Em seu artigo 31, o Trips estabelece o “Outro Uso sem Autorização do Titular”, ou seja, a possibilidade de utilização da patente sem a autorização de seu proprietário. O dispositivo leva em consideração a possibilidade de que a legislação interna de algum país-membro do Trips possa prever a utilização da patente sem autorização, incluindo o uso pelo governo daquele país.

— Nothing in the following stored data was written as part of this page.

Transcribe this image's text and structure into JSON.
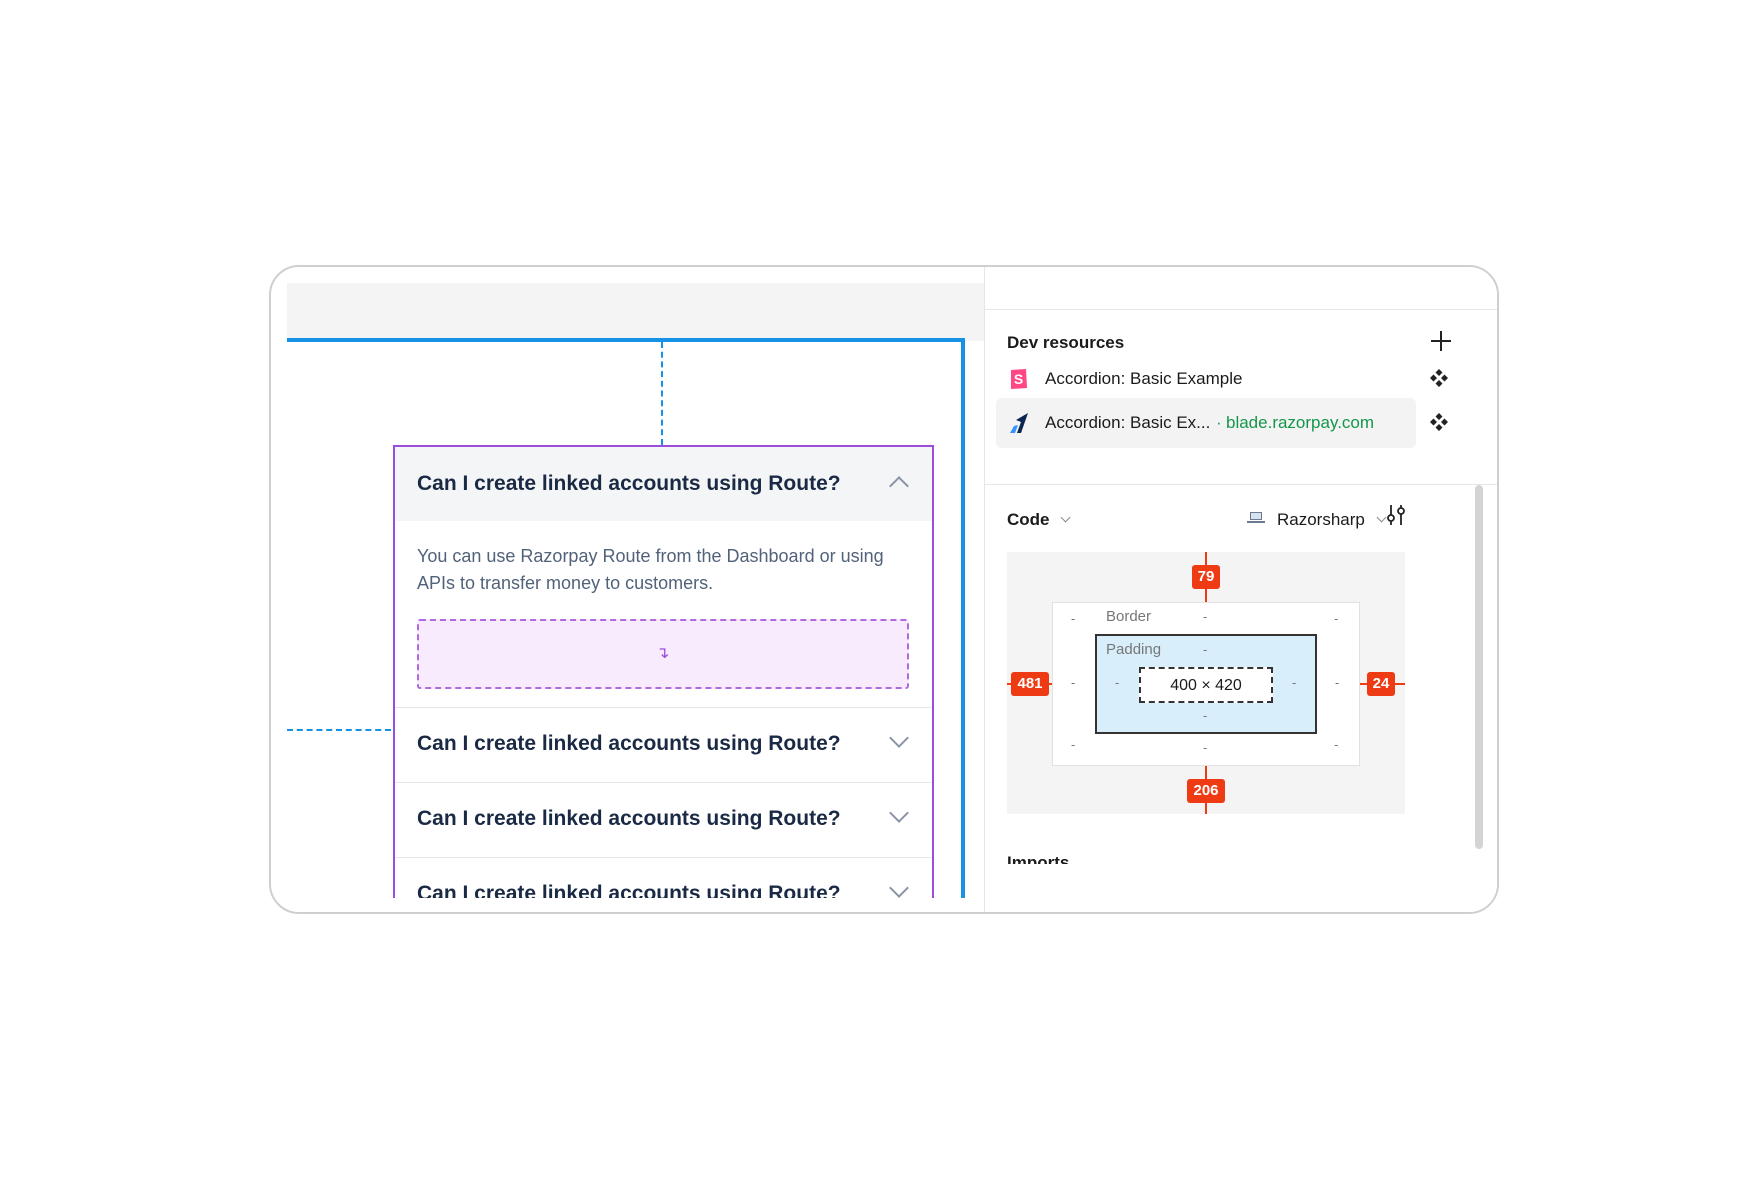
{
  "canvas": {
    "accordion": {
      "expanded_question": "Can I create linked accounts using Route?",
      "expanded_answer": "You can use Razorpay Route from the Dashboard or using APIs to transfer money to customers.",
      "slot_icon": "↴",
      "questions": [
        "Can I create linked accounts using Route?",
        "Can I create linked accounts using Route?",
        "Can I create linked accounts using Route?"
      ]
    }
  },
  "panel": {
    "dev_resources": {
      "title": "Dev resources",
      "items": [
        {
          "label": "Accordion: Basic Example",
          "icon": "storybook-icon"
        },
        {
          "label": "Accordion: Basic Ex...",
          "separator": "·",
          "link": "blade.razorpay.com",
          "icon": "razorpay-icon"
        }
      ]
    },
    "code": {
      "title": "Code",
      "language": "Razorsharp"
    },
    "box_model": {
      "border_label": "Border",
      "padding_label": "Padding",
      "content_size": "400 × 420",
      "dash": "-",
      "margin_top": "79",
      "margin_left": "481",
      "margin_right": "24",
      "margin_bottom": "206"
    },
    "imports_title": "Imports"
  },
  "colors": {
    "selection_blue": "#1592e6",
    "component_purple": "#9b4dde",
    "measure_red": "#ee3b14",
    "link_green": "#14964a"
  }
}
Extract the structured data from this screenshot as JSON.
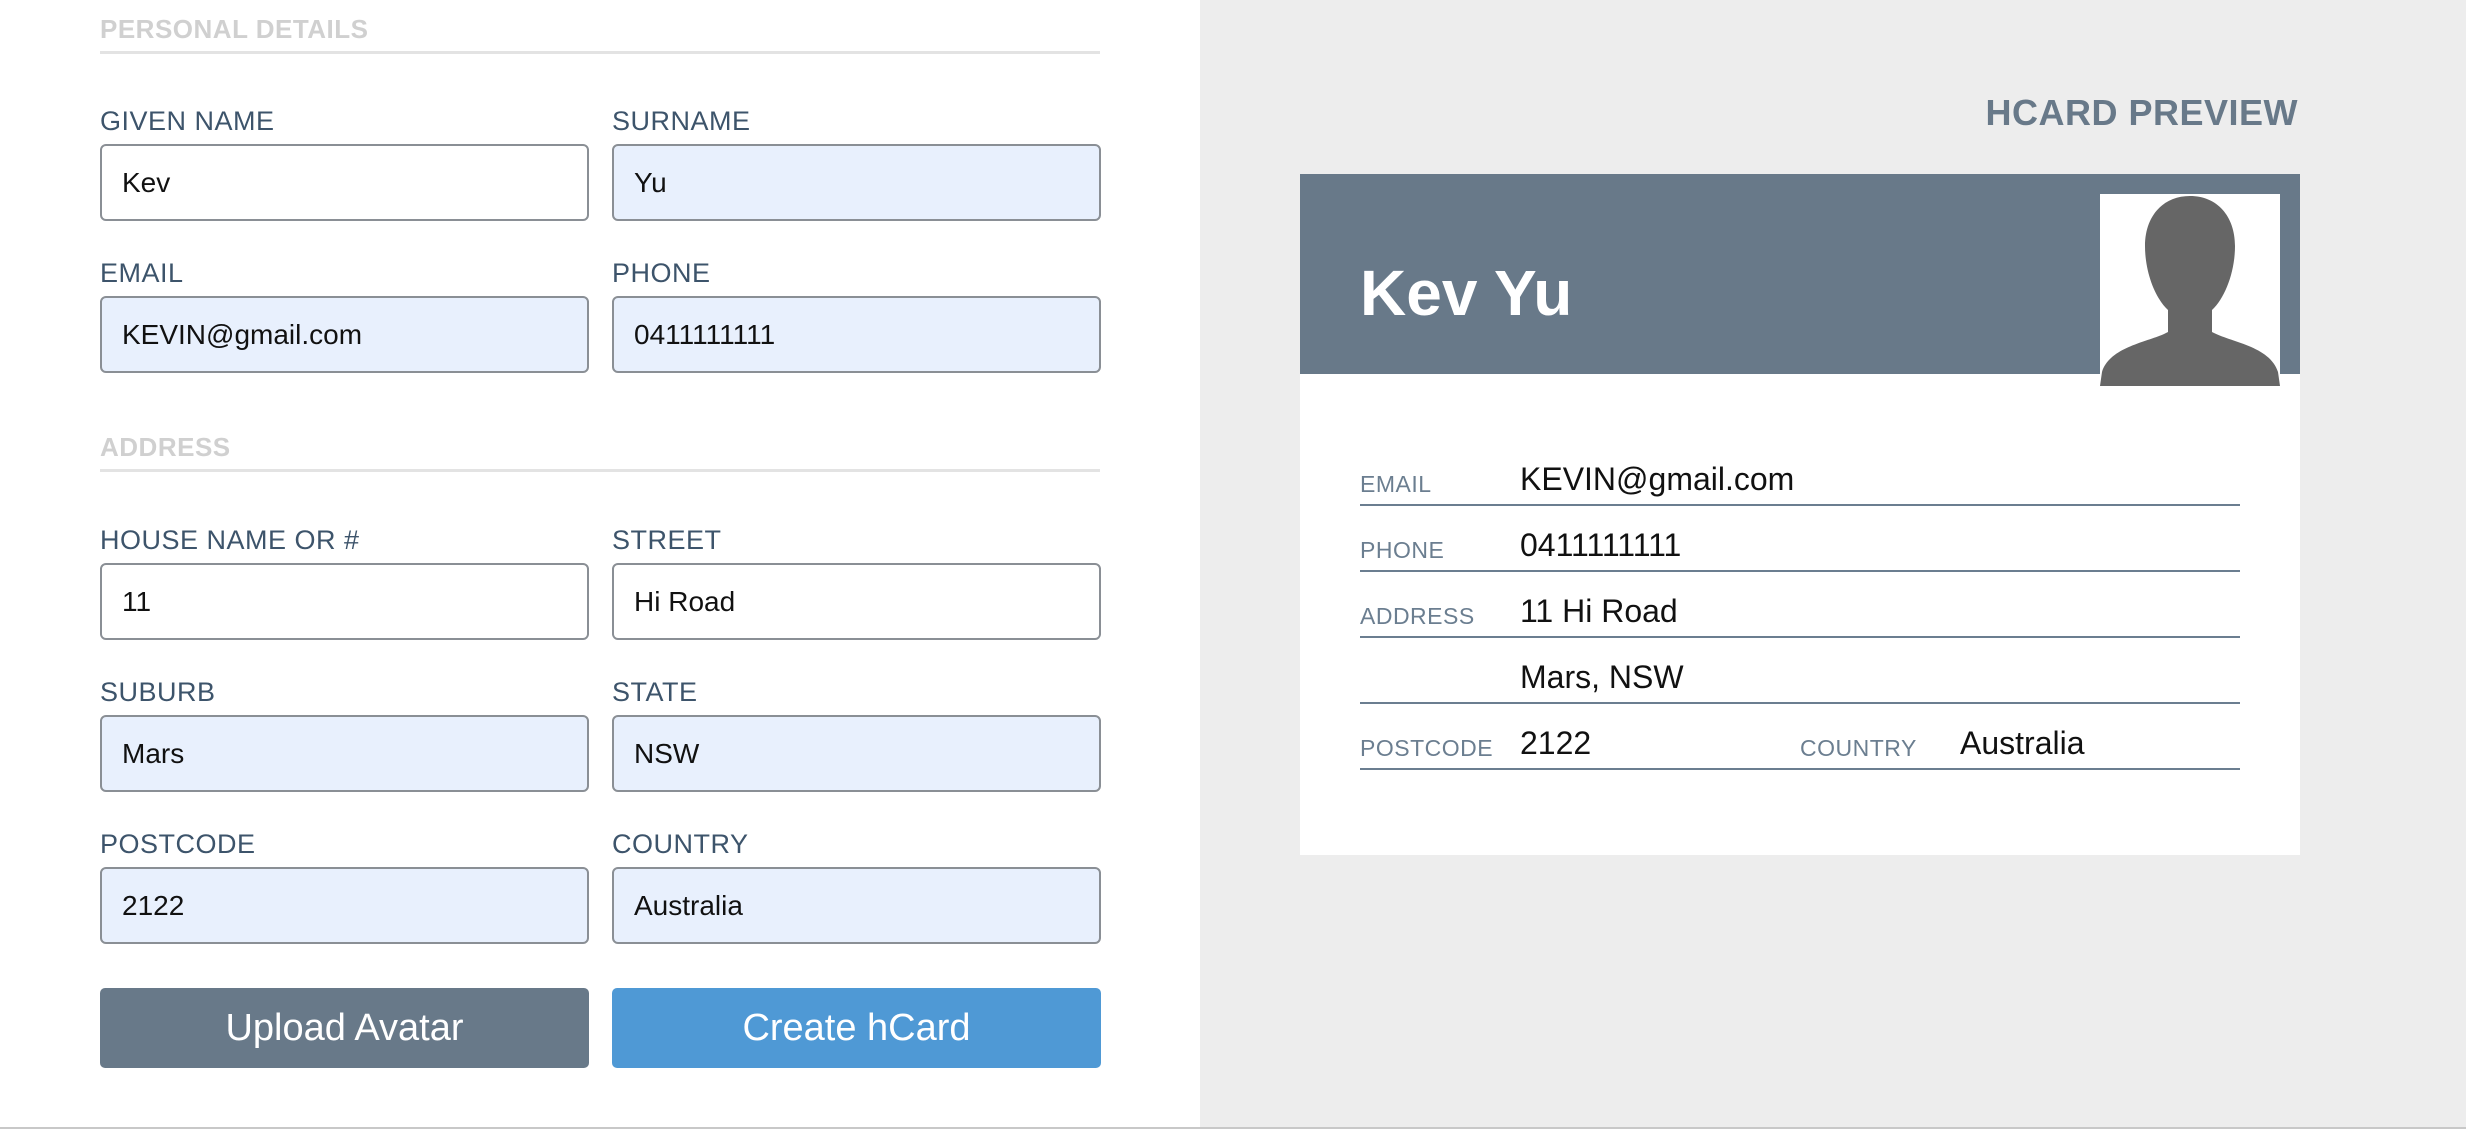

Parte da norma jurídica estabelecida no artigo 31 assevera: “Quando a legislação de um Membro permite outro uso do objeto da patente sem a autorização de seu titular, inclusive o uso pelo Governo ou por terceiros autorizados pelo governo, as seguintes disposições serão respeitadas: a) a autorização desse uso será considerada com base no seu mérito individual; b) esse uso só poderá ser permitido se o usuário proposto tiver previamente buscado obter autorização do titular, em termos e condições comerciais razoáveis, e que esses esforços não tenham sido bem sucedidos num prazo razoável. Essa condição pode ser dispensada por um Membro em caso de emergência nacional ou outras circunstâncias de extrema urgência ou em casos de uso público não comercial [...]” (destaque nosso).

O artigo 31, se interpretado sistematicamente com outros acordos internacionais firmados pelo Brasil, especialmente aqueles que tratam dos direitos humanos, autorizaria o Brasil, diante da pandemia, a aprovar lei determinando a quebra emergencial das patentes e sua utilização sem autorização. Não é o que queremos! Ao defender o mérito e a legalidade de sua adoção no âmbito da OMC pela via do apoio à proposta feita pela Índia e África do Sul, estamos defendendo o cumprimento do direito internacional e a prevalência do multilateralismo para o enfrentamento da pandemia.

Se no próprio Trips não houvesse a exceção ao direito de propriedade intelectual, valeria ainda o próprio Jus Cogens, ou seja, normas imperativas de Direito Internacional que instam os Estados a proteger os valores mais caros na comunidade internacional, dentre eles aqueles que a pandemia atinge em cheio: a vida e paz.

Douglas de Castro é advogado e diretor do Núcleo de Estudos Avançados em Direito e Política Internacional da Ambra University.